DR. KEITH BONHAM
Project 1: Regulation of c-Src gene expression by Histone Deacetylase (HDAC) inhibitors.
HDAC inhibitor have generated much interest of late because of their potential chemotherapeutic and cancer chemopreventative properties. For example, butyrate is a highly abundant colonic component generated by the bacterial fermentation of dietary fiber and is thought to exert a protective effect against colon cancer. Very recent work by Calley Kostyniuk, Scott Dehm and Danielle Batten has shown that Butyrate and Trichostatin A (a highly specific HDAC inhibitor) are efficient inhibitors of c-Src gene expression.
This appears to be a direct effect on the SRC promoters. We are now very actively pursuing the mechanism behind this inhibition and expanding our observations to other genes which are either induced or repressed by these interesting agents.
Project 2: Regulation of the SRC1A promoter (SPy identified!)

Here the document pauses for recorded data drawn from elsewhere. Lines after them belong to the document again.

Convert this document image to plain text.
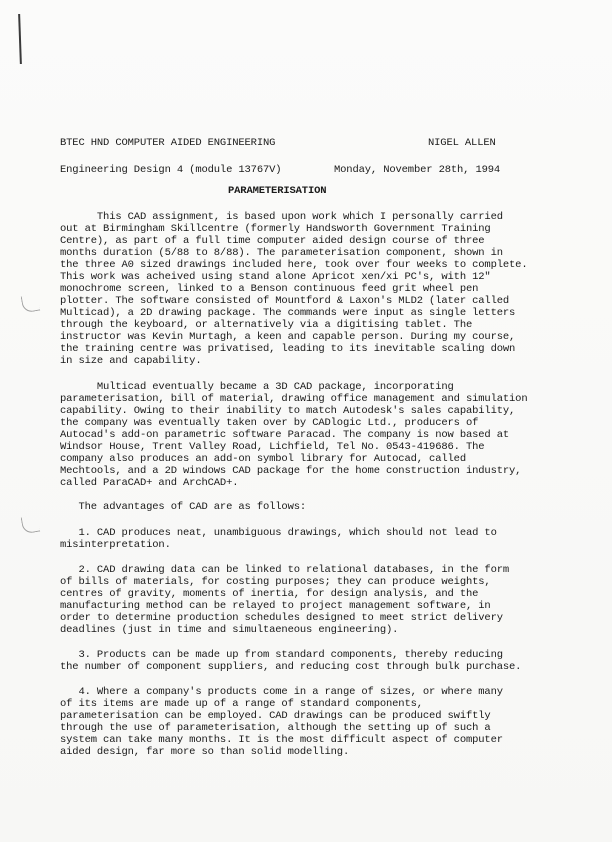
BTEC HND COMPUTER AIDED ENGINEERING	NIGEL ALLEN
Engineering Design 4 (module 13767V)	Monday, November 28th, 1994
PARAMETERISATION
This CAD assignment, is based upon work which I personally carried
out at Birmingham Skillcentre (formerly Handsworth Government Training
Centre), as part of a full time computer aided design course of three
months duration (5/88 to 8/88). The parameterisation component, shown in
the three A0 sized drawings included here, took over four weeks to complete.
This work was acheived using stand alone Apricot xen/xi PC's, with 12"
monochrome screen, linked to a Benson continuous feed grit wheel pen
plotter. The software consisted of Mountford & Laxon's MLD2 (later called
Multicad), a 2D drawing package. The commands were input as single letters
through the keyboard, or alternatively via a digitising tablet. The
instructor was Kevin Murtagh, a keen and capable person. During my course,
the training centre was privatised, leading to its inevitable scaling down
in size and capability.
Multicad eventually became a 3D CAD package, incorporating
parameterisation, bill of material, drawing office management and simulation
capability. Owing to their inability to match Autodesk's sales capability,
the company was eventually taken over by CADlogic Ltd., producers of
Autocad's add-on parametric software Paracad. The company is now based at
Windsor House, Trent Valley Road, Lichfield, Tel No. 0543-419686. The
company also produces an add-on symbol library for Autocad, called
Mechtools, and a 2D windows CAD package for the home construction industry,
called ParaCAD+ and ArchCAD+.
The advantages of CAD are as follows:
1. CAD produces neat, unambiguous drawings, which should not lead to
misinterpretation.
2. CAD drawing data can be linked to relational databases, in the form
of bills of materials, for costing purposes; they can produce weights,
centres of gravity, moments of inertia, for design analysis, and the
manufacturing method can be relayed to project management software, in
order to determine production schedules designed to meet strict delivery
deadlines (just in time and simultaeneous engineering).
3. Products can be made up from standard components, thereby reducing
the number of component suppliers, and reducing cost through bulk purchase.
4. Where a company's products come in a range of sizes, or where many
of its items are made up of a range of standard components,
parameterisation can be employed. CAD drawings can be produced swiftly
through the use of parameterisation, although the setting up of such a
system can take many months. It is the most difficult aspect of computer
aided design, far more so than solid modelling.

Work performed by Shawn Ritchie in the lab has concentrated on an interesting factor called SPy. This factor binds to certain double stranded Pu:Py tracts present in the SRC1A promoter with high sequence specificity. However, the same factor binds to single stranded Py sequences with a higher affinity but relaxed sequence specificity. Deletion or point mutations in these tracts which abolish SPy's ability to bind had dramatic effects on SRC1A promoter activity. Shawn purified SPy and used Mass Spec. analysis to identify it. SPy was found to be identical to heterogeneous Ribonucleoprotein (hnRNP) K. Protein K is a fascinating protein implicated in many cellular processes and binds a variety of biomolecules including DNA, RNA and various proteins (including c-Src itself!). Danielle Batten is now carrying on some of this work as Shawn successfully defended his Ph.D. thesis in May 2002.

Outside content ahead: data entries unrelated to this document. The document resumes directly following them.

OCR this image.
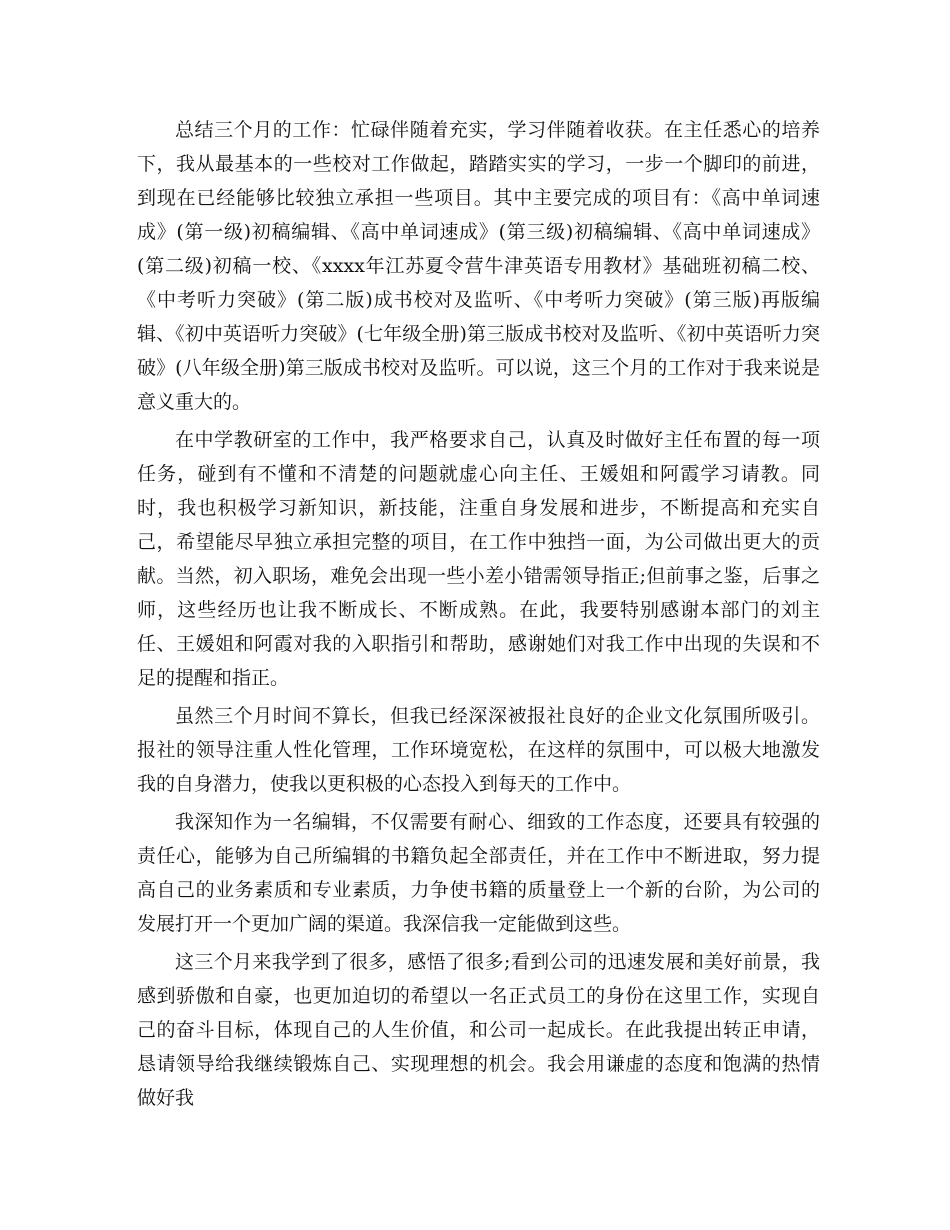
总结三个月的工作：忙碌伴随着充实，学习伴随着收获。在主任悉心的培养下，我从最基本的一些校对工作做起，踏踏实实的学习，一步一个脚印的前进，到现在已经能够比较独立承担一些项目。其中主要完成的项目有：《高中单词速成》(第一级)初稿编辑、《高中单词速成》(第三级)初稿编辑、《高中单词速成》(第二级)初稿一校、《xxxx年江苏夏令营牛津英语专用教材》基础班初稿二校、《中考听力突破》(第二版)成书校对及监听、《中考听力突破》(第三版)再版编辑、《初中英语听力突破》(七年级全册)第三版成书校对及监听、《初中英语听力突破》(八年级全册)第三版成书校对及监听。可以说，这三个月的工作对于我来说是意义重大的。

在中学教研室的工作中，我严格要求自己，认真及时做好主任布置的每一项任务，碰到有不懂和不清楚的问题就虚心向主任、王媛姐和阿霞学习请教。同时，我也积极学习新知识，新技能，注重自身发展和进步，不断提高和充实自己，希望能尽早独立承担完整的项目，在工作中独挡一面，为公司做出更大的贡献。当然，初入职场，难免会出现一些小差小错需领导指正;但前事之鉴，后事之师，这些经历也让我不断成长、不断成熟。在此，我要特别感谢本部门的刘主任、王媛姐和阿霞对我的入职指引和帮助，感谢她们对我工作中出现的失误和不足的提醒和指正。

虽然三个月时间不算长，但我已经深深被报社良好的企业文化氛围所吸引。报社的领导注重人性化管理，工作环境宽松，在这样的氛围中，可以极大地激发我的自身潜力，使我以更积极的心态投入到每天的工作中。

我深知作为一名编辑，不仅需要有耐心、细致的工作态度，还要具有较强的责任心，能够为自己所编辑的书籍负起全部责任，并在工作中不断进取，努力提高自己的业务素质和专业素质，力争使书籍的质量登上一个新的台阶，为公司的发展打开一个更加广阔的渠道。我深信我一定能做到这些。

这三个月来我学到了很多，感悟了很多;看到公司的迅速发展和美好前景，我感到骄傲和自豪，也更加迫切的希望以一名正式员工的身份在这里工作，实现自己的奋斗目标，体现自己的人生价值，和公司一起成长。在此我提出转正申请，恳请领导给我继续锻炼自己、实现理想的机会。我会用谦虚的态度和饱满的热情做好我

In a related project we are studying the induction of c-Src gene expression during monocyte differentiation in the U937 model system. Phorbol ester mediated differentiation of this cell line leads to massive c-Src induction exclusively from the SRC1A promoter.

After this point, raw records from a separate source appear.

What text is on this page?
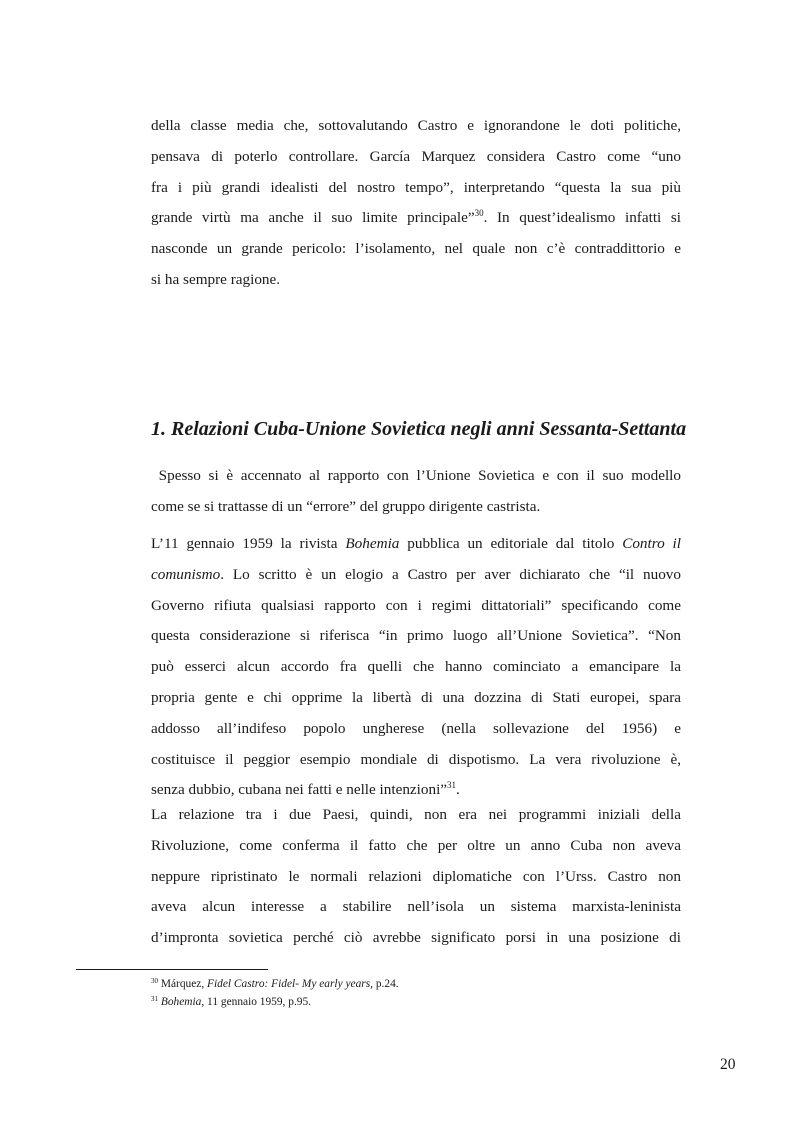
della classe media che, sottovalutando Castro e ignorandone le doti politiche,
pensava di poterlo controllare. García Marquez considera Castro come “uno
fra i più grandi idealisti del nostro tempo”, interpretando “questa la sua più
grande virtù ma anche il suo limite principale”$^{30}$. In quest’idealismo infatti si
nasconde un grande pericolo: l’isolamento, nel quale non c’è contraddittorio e
si ha sempre ragione.
1. Relazioni Cuba-Unione Sovietica negli anni Sessanta-Settanta
Spesso si è accennato al rapporto con l’Unione Sovietica e con il suo modello
come se si trattasse di un “errore” del gruppo dirigente castrista.
L’11 gennaio 1959 la rivista Bohemia pubblica un editoriale dal titolo Contro il
comunismo. Lo scritto è un elogio a Castro per aver dichiarato che “il nuovo
Governo rifiuta qualsiasi rapporto con i regimi dittatoriali” specificando come
questa considerazione si riferisca “in primo luogo all’Unione Sovietica”. “Non
può esserci alcun accordo fra quelli che hanno cominciato a emancipare la
propria gente e chi opprime la libertà di una dozzina di Stati europei, spara
addosso all’indifeso popolo ungherese (nella sollevazione del 1956) e
costituisce il peggior esempio mondiale di dispotismo. La vera rivoluzione è,
senza dubbio, cubana nei fatti e nelle intenzioni”$^{31}$.
La relazione tra i due Paesi, quindi, non era nei programmi iniziali della
Rivoluzione, come conferma il fatto che per oltre un anno Cuba non aveva
neppure ripristinato le normali relazioni diplomatiche con l’Urss. Castro non
aveva alcun interesse a stabilire nell’isola un sistema marxista-leninista
d’impronta sovietica perché ciò avrebbe significato porsi in una posizione di
$^{30}$ Márquez, Fidel Castro: Fidel- My early years, p.24.
$^{31}$ Bohemia, 11 gennaio 1959, p.95.
20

Project 3: Regulation of the SRC1alpha promoter
Activity of the SRC1alpha promoter is absolutely dependent on the HNF-1 site. However work carried out by Scott Dehm has shown that SRC1alpha promoter activity is actually very weak compared to SRC1A, an observation inconsistent with the high in vivo activity of this promoter in certain cell lines. This has led to our conclusion that undiscovered additional elements, such as enhancers, exist in the SRC gene. We are using a variety of techniques to search for these sites.